– И что же? – спросила Зойка. – После этого был ещё третий раз?
– Нет, в третий раз я не переводила, – нахмурилась Зина, припоминая. – Но какой-то ущерб точно был. А, вспомнила! Эта же мадам позвонила мне примерно через год. Сказала, что они горят, что если через две недели не представят спонсорам отчёт, то фирме грозит банкротство. «Да, – говорит, – кажется, мы перед вами немного виноваты, но Александр Иванович распорядился сполна заплатить вам и за тот, контрольный перевод, и за какой-то перевод, который вы делали для него три года назад в частном порядке. Видите, он всё помнит! Но мы сможем с вами расплатиться, только если вы поможете нам с этим отчётом, мы горим, понимаете, горим, спасайте!»
– И ты?
– Я решила, что Бог троицу любит. Но сказала, что не начну переводить, пока не выплатят авансом хотя бы половину от стоимости третьего перевода. «Да! – кричит. – Да! Александр Иванович согласен на все ваши условия, но отчёт будет готов не раньше чем через неделю. Вам придётся перевести пятьдесят страниц за два-три дня. Прошу вас, высвободите для этого время, откажитесь от других переводов, возьмите отпуск!» Я так и сделала, отказывалась от любой, даже очень выгодной работы. Через неделю начала им звонить. «Нет, – говорят, – отчёт ещё не готов. Позвоните завтра». А дней через десять эта дамочка сухо сказала: «Извините за беспокойство, мы справились своими силами».

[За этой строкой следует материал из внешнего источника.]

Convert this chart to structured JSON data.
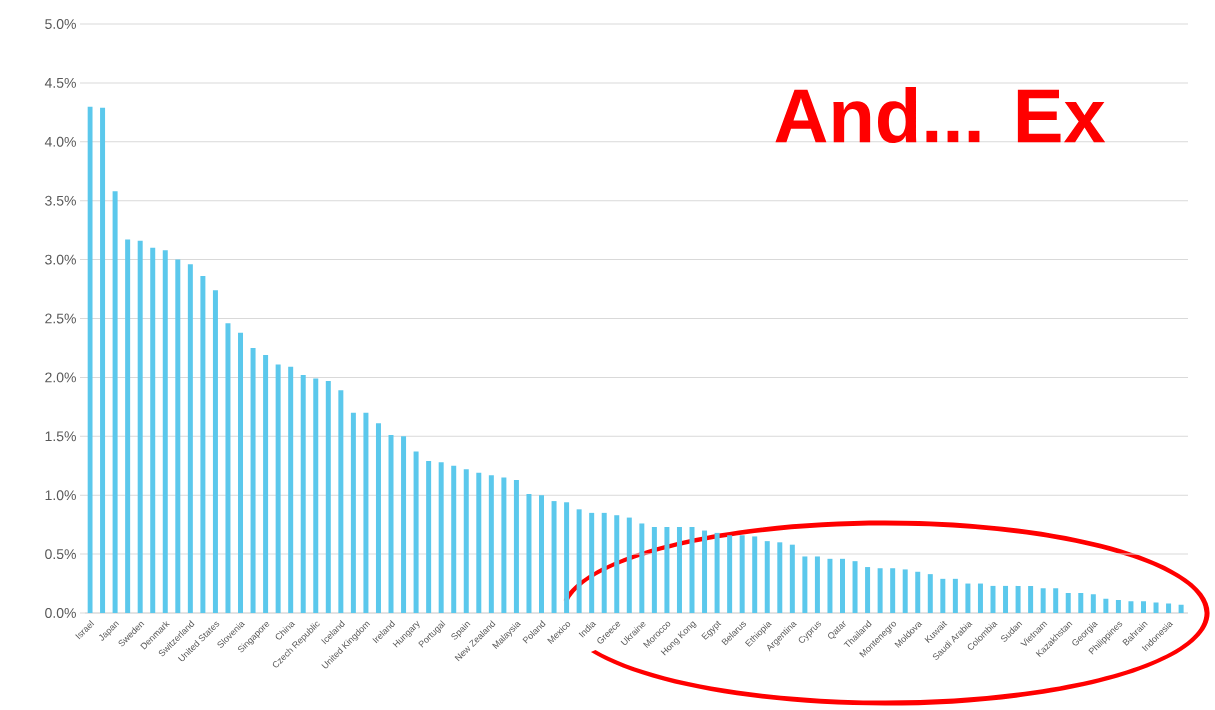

– Да, – прочувствованно сказала Зойка. – Пожалуй, это стоит моих анализов. Посмотри, там икры не осталось? Нет, конечно! Тогда пошли отсюда.
– Подожди, я хочу купить альбом этого художника.
– Продолжаешь поддерживать бизнес Александра Ивановича?
– При чём тут его бизнес? Просто художник замечательный. Этот альбом я папе подарю, читать ему уже трудно, пусть смотрит иллюстрации, ему понравится, я уверена. А главное, я скажу папе, что в этот альбом, а частично и в картины вложен мой труд. В размере трёх переводов.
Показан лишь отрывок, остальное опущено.